ウサギ先輩は返答に窮す、という顔をした。噂は噂、都市伝説や思い込みの話にすぎないと思っているようだった。
聞きにくいことを聞くが、という体裁でウサギ先輩が口を開いた。
「オミくんとタケくん、喧嘩でもしたの」
「喧嘩ですか」
思わぬ問いに、今度は俺が黙り込んでしまう。アヅマが〈消えた〉ことと、あの日の諍いが関係あるものだとは到底思われなかったのだ。俺はウサギ先輩に話を解ってもらえなかったようで、悔しくなった。
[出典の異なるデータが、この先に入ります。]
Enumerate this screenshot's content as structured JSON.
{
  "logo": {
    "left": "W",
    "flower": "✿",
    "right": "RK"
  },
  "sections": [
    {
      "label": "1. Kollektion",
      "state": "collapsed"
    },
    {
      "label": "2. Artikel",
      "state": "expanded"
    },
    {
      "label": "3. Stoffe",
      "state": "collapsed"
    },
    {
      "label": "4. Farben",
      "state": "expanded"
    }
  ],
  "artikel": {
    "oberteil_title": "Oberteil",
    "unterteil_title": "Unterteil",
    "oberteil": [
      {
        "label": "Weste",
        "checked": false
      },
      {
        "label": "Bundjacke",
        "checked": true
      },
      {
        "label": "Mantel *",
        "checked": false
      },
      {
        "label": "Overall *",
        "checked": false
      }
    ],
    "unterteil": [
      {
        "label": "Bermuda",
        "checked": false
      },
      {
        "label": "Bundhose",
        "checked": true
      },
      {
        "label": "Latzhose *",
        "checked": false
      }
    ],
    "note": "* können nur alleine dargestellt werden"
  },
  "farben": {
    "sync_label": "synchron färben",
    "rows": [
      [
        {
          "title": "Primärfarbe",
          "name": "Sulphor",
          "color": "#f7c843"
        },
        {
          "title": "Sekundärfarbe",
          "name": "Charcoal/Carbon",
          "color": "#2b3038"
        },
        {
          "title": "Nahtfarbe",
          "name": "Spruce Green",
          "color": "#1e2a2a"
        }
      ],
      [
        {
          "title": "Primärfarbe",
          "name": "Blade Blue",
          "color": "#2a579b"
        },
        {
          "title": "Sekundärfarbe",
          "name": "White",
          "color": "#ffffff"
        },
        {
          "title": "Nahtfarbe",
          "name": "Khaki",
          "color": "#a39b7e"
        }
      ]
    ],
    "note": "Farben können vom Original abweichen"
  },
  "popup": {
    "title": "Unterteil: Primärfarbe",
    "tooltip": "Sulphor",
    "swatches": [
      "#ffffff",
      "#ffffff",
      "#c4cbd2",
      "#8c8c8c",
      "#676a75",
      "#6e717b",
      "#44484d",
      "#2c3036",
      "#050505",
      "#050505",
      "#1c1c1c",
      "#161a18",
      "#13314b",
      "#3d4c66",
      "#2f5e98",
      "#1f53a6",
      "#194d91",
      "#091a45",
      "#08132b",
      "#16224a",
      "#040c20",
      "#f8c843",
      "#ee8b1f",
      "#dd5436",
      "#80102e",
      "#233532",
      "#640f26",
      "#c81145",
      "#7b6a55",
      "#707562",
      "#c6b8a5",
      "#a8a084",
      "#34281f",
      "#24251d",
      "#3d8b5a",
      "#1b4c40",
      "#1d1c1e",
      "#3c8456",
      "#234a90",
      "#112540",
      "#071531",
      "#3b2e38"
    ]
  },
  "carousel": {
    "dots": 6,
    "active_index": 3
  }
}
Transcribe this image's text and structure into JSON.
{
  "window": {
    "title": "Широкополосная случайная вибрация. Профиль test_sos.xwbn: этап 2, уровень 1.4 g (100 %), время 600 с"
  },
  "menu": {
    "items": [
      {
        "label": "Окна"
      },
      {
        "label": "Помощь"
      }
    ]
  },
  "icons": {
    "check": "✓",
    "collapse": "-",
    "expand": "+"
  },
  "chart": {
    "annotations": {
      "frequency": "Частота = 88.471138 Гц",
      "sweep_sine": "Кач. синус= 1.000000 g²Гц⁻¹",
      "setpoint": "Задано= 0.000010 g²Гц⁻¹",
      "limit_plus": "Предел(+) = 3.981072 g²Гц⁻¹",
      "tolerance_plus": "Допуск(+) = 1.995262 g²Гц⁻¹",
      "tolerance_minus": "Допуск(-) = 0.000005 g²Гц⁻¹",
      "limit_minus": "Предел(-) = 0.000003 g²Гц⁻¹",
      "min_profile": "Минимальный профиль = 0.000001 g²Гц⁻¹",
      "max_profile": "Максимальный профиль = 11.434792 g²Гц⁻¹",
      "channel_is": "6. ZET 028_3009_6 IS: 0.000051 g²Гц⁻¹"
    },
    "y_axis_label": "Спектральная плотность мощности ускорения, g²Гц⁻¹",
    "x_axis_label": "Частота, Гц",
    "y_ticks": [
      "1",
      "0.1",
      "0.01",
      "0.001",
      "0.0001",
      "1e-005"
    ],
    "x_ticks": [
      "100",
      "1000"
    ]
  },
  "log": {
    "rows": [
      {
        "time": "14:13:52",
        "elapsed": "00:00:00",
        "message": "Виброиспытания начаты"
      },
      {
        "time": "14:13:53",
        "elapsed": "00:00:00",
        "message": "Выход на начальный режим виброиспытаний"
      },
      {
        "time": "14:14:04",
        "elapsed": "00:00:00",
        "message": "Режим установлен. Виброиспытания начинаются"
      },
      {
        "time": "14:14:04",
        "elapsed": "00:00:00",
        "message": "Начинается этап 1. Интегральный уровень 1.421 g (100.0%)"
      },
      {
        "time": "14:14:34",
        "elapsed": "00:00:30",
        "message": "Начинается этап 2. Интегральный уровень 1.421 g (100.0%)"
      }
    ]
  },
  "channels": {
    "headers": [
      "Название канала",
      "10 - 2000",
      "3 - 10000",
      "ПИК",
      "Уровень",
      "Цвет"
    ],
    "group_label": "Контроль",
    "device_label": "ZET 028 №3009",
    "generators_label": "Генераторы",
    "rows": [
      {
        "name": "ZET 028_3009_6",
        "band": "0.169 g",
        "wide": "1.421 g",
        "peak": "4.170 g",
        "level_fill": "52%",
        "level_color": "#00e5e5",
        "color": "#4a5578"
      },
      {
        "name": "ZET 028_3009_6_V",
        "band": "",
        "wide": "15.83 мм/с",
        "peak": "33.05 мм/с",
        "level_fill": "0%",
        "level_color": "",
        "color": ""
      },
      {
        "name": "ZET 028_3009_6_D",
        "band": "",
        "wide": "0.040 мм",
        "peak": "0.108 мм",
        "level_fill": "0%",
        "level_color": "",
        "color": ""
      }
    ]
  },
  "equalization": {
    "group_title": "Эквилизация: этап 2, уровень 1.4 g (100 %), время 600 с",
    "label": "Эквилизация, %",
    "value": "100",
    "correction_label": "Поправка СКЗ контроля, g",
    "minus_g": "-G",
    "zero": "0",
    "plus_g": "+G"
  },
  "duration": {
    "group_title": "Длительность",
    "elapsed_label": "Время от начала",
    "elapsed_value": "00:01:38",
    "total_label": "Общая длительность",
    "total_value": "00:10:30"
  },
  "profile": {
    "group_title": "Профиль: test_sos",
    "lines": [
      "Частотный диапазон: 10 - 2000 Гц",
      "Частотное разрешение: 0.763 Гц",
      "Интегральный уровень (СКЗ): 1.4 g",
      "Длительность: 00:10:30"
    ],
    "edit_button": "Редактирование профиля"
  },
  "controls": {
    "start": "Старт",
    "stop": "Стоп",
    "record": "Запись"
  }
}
「アヅマが〈消えた〉のは、とんだとか、そういう現実的な話じゃないんです。もっと超常的な、神隠しのような……」
「わかってる。目の前で〈消えた〉んだろう。あのバスターミナルで」
ウサギ先輩は店内の鳩時計を気にかけながら、俺に向かって微笑みかける。わかってる、全部解ってる。心配いらない。という風に。
「俺の知り合いに、この街で、特にあのターミナルでの失踪事件について調べてるやつがいる。そいつを訪ねてみるといい」
あ、いや別に、俺はそいつとグル、って訳じゃないんだよ。金をとるようなやつじゃないし。
ウサギ先輩は汗をかきながら弁明した。